Поэтому я очень удивился, когда однажды он вошел в нашу контору, где был в тот момент один только я, и спросил Гуидо. Сняв шляпу, он протянул мне руку. Затем с большой непринужденностью развалился в одном из наших кресел. Я глядел на него с интересом. Я много лет не видел его так близко, а своей нескрываемой неприязнью он привлек к себе мое самое пристальное внимание.

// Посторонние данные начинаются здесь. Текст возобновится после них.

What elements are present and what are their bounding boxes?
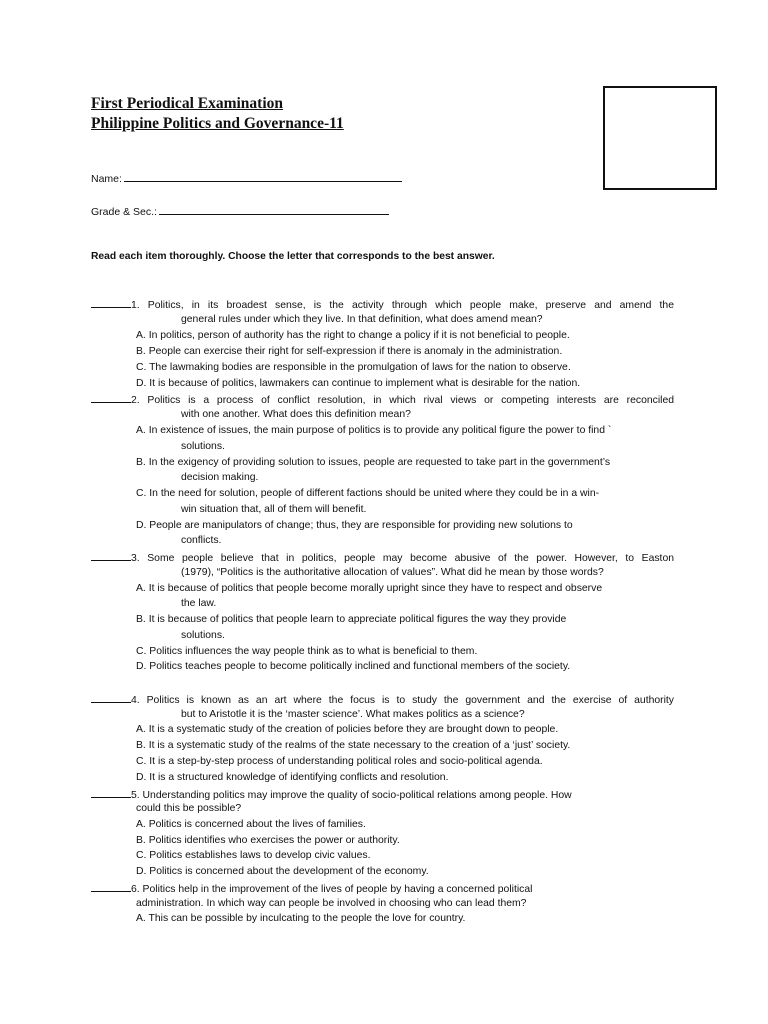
question-4-line-2: but to Aristotle it is the ‘master science’. What makes politics as a science? (181, 709, 525, 720)
option-4d: D. It is a structured knowledge of identifying conflicts and resolution. (136, 772, 449, 783)
option-3b-cont: solutions. (181, 630, 225, 641)
answer-blank-3[interactable] (91, 550, 131, 561)
option-3d: D. Politics teaches people to become politically inclined and functional members of the society. (136, 661, 571, 672)
grade-section-field[interactable] (91, 203, 389, 219)
name-label: Name: (91, 173, 122, 185)
option-1b: B. People can exercise their right for self-expression if there is anomaly in the administration. (136, 346, 563, 357)
option-2b-cont: decision making. (181, 472, 259, 483)
answer-blank-4[interactable] (91, 692, 131, 703)
option-5c: C. Politics establishes laws to develop civic values. (136, 850, 371, 861)
option-3c: C. Politics influences the way people think as to what is beneficial to them. (136, 646, 478, 657)
option-4c: C. It is a step-by-step process of understanding political roles and socio-political agenda. (136, 756, 543, 767)
option-2a-cont: solutions. (181, 441, 225, 452)
question-3-line-2: (1979), “Politics is the authoritative allocation of values”. What did he mean by those words? (181, 567, 604, 578)
option-3b: B. It is because of politics that people learn to appreciate political figures the way they provide (136, 614, 567, 625)
name-blank-line[interactable] (124, 170, 402, 182)
option-5d: D. Politics is concerned about the development of the economy. (136, 866, 429, 877)
grade-section-label: Grade & Sec.: (91, 206, 157, 218)
instructions: Read each item thoroughly. Choose the letter that corresponds to the best answer. (91, 251, 495, 262)
question-1-line-1: 1. Politics, in its broadest sense, is the activity through which people make, preserve and amend the (91, 297, 674, 313)
option-6a: A. This can be possible by inculcating to the people the love for country. (136, 913, 466, 924)
subject-title: Philippine Politics and Governance-11 (91, 115, 344, 132)
option-5b: B. Politics identifies who exercises the power or authority. (136, 835, 400, 846)
option-2c: C. In the need for solution, people of different factions should be united where they could be in a win- (136, 488, 600, 499)
option-1d: D. It is because of politics, lawmakers can continue to implement what is desirable for the nation. (136, 378, 581, 389)
question-5-line-2: could this be possible? (136, 803, 242, 814)
answer-blank-2[interactable] (91, 392, 131, 403)
question-4-line-1: 4. Politics is known as an art where the focus is to study the government and the exercise of authority (91, 692, 674, 708)
option-2a: A. In existence of issues, the main purpose of politics is to provide any political figure the power to find ` (136, 425, 612, 436)
option-2c-cont: win situation that, all of them will benefit. (181, 504, 367, 515)
exam-title: First Periodical Examination (91, 95, 284, 112)
question-6-line-2: administration. In which way can people be involved in choosing who can lead them? (136, 898, 527, 909)
question-6-line-1: 6. Politics help in the improvement of the lives of people by having a concerned political (91, 881, 532, 897)
answer-blank-6[interactable] (91, 881, 131, 892)
question-2-line-2: with one another. What does this definition mean? (181, 409, 411, 420)
grade-section-blank-line[interactable] (159, 203, 389, 215)
option-1c: C. The lawmaking bodies are responsible in the promulgation of laws for the nation to observe. (136, 362, 571, 373)
option-1a: A. In politics, person of authority has the right to change a policy if it is not beneficial to people. (136, 330, 570, 341)
option-2d: D. People are manipulators of change; thus, they are responsible for providing new solutions to (136, 520, 573, 531)
option-4b: B. It is a systematic study of the realms of the state necessary to the creation of a ‘just’ society. (136, 740, 571, 751)
name-field[interactable] (91, 170, 402, 186)
option-4a: A. It is a systematic study of the creation of policies before they are brought down to people. (136, 724, 559, 735)
question-1-line-2: general rules under which they live. In that definition, what does amend mean? (181, 314, 543, 325)
option-2b: B. In the exigency of providing solution to issues, people are requested to take part in the government’s (136, 457, 611, 468)
option-5a: A. Politics is concerned about the lives of families. (136, 819, 366, 830)
question-5-line-1: 5. Understanding politics may improve the quality of socio-political relations among people. How (91, 787, 572, 803)
question-2-line-1: 2. Politics is a process of conflict resolution, in which rival views or competing interests are reconciled (91, 392, 674, 408)
photo-box (603, 86, 717, 190)
option-2d-cont: conflicts. (181, 535, 222, 546)
answer-blank-1[interactable] (91, 297, 131, 308)
question-3-line-1: 3. Some people believe that in politics, people may become abusive of the power. However, to Easton (91, 550, 674, 566)
option-3a: A. It is because of politics that people become morally upright since they have to respect and observe (136, 583, 603, 594)
option-3a-cont: the law. (181, 598, 217, 609)
answer-blank-5[interactable] (91, 787, 131, 798)
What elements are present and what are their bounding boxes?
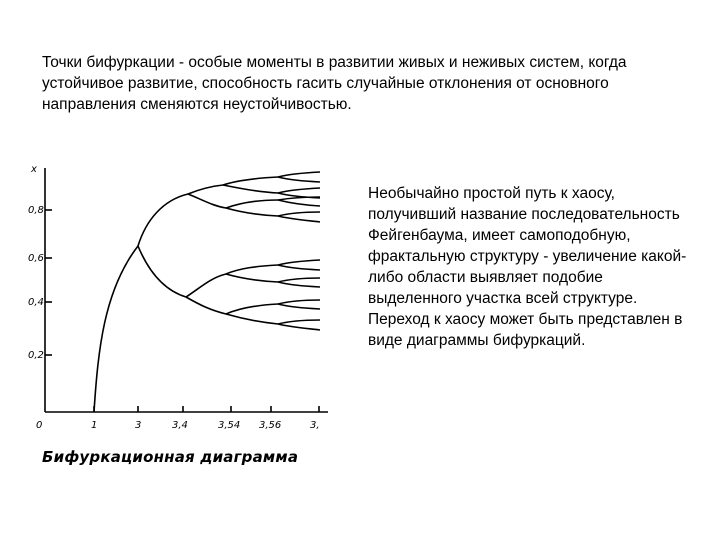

Ему было тогда что-то около сорока, и был он довольно-таки уродлив: лысина, занимающая почти всю голову, если не считать островка густых черных волос на затылке и двух других — на висках, желтое лицо, которое, несмотря на толстый нос, было таким худым, что кожа на нем висела мешками. И сам он был худой и маленький, и пыжился как только мог, чтобы казаться выше, так что, когда я с ним говорил, я всегда ощущал легкую симпатическую боль в шее — единственный вид симпатии, который он у меня вызывал. В тот день мне показалось, что он еле удерживается от смеха: его лицо было искажено гримасой иронии и презрения, которые не могли задеть меня, так как со мной он поздоровался весьма любезно. Но потом я обнаружил, что выражение иронии было навсегда запечатлено на его лице капризной матерью-природой. Дело в том, что его маленькие челюсти не смыкались полностью, и с одной стороны рта между ними оставался зазор, в котором и обитала эта его ироническая гримаса. Может быть, для того, чтобы привести себя в соответствие с этой маской, которую он мог сбросить лишь в тот момент, когда зевал, он был не прочь поиздеваться над ближним. Он был далеко не глуп и метал весьма ядовитые стрелы, правда, предпочтительно в отсутствующих.